Welcome, in class, we learned about a few different ways you can represent data in a computer. We learned about integers, fixed-point, floating-point, graphics, and sound. This lab focuses on sound data, which is one of the larger forms of data.
How we record sound?
The way we record sound is by sampling it. The typical sample rate is 44.1 or 48 thousand samples per second per channel and each sample size is typically 16 or 24 bit.
What I did for this lab
Task 1
My first task was to benchmark a program that manipulated a random dataset that was simulating a 16 bit sound file. The way we made the data was by generating five million signed integers between positive 32767 and negative 32768.
Here is the code for task 1. – Task1
Task 1 – Results
Result: 94
real 0m0.058s
user 0m0.053s
sys 0m0.005s
Task 1 – Analysis
Using the profiler Perf I can see that the total time running the scaling code is around 18.62% of the program runtime. About 81.38% of the time was generating random data.
Task 2
My second task was to change the formula for scaling the samples to a pre-calculated lookup table. The lookup table would contain all possible sample values multiplied by the volume factor. To get the results, you use the value as the index to look up each sample in that table to get the scaled values.
Here is the code for task 2. – Task 2
Task 2 – Results
Result: 94
real 0m0.646s
user 0m0.633s
sys 0m0.011s
Task 2 – Analysis
Using the profiler Perf I can see that the total time running the scaling code is around 34.27% of the program runtime. About 65.73% of the time was generating random data.
Task 3
My third task was to change the formula for scaling the samples to use fixed point integer math. The reason for doing this is that on most machines they can calculate integer math faster than floating-point. The way I accomplished this was by bit shifting.

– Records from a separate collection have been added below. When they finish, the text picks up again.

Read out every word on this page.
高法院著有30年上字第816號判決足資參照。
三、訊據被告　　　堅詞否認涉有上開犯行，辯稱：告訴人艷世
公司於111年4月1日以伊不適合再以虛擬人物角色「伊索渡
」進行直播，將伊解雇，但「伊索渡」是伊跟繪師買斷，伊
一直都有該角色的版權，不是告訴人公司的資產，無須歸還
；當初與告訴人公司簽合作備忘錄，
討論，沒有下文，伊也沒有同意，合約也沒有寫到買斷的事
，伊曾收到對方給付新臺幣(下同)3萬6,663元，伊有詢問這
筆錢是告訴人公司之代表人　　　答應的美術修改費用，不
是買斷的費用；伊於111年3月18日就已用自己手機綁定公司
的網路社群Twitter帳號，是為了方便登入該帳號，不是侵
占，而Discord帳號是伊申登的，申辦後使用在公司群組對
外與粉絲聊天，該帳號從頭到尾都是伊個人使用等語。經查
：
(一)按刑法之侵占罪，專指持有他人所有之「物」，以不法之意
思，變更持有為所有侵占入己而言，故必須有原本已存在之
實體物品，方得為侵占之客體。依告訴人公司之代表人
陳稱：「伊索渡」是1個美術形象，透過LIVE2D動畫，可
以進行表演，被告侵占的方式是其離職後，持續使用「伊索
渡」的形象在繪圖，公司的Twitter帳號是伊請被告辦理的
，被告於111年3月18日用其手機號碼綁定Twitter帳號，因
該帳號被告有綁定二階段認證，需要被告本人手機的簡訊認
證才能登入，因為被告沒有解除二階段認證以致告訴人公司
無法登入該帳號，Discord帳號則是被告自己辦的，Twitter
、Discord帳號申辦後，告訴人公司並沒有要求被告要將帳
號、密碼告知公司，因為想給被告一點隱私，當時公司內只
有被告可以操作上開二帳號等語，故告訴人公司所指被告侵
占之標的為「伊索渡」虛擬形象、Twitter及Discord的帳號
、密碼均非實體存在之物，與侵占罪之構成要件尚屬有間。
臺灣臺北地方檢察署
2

The formula I used was: (((246 * 0.75) * SAMPLE) >> 8)
Here is the code for task 3. – Task 3
Task 3 – Results
Result: 873
real 0m0.522s
user 0m0.501s
sys 0m0.020s
Task 3 -Analysis
Using the profiler Perf I can see that the total time running the scaling code is around 18.24% of the program runtime. About 81.76% of the time was generating random data.
Final Analysis
I tested each test multiple times. The results were all similar, with a small variant to speed and the same output every time. The computer doing other tasks is the likely cause for the slight variant in test speeds.
I also tried with a larger sample size than 5 million and the result was the same.
The final results are fixed point integers give us the fastest result, floating-point math came in second, and the lookup table was the slowest.
Now there was a downfall to the fixed point integers. It did not give the same result as the floating-point and lookup table. The result was different since it does not calculate the decimals. The fixed point integers delete the decimal without rounding. By not rounding the numbers, the result was slightly different.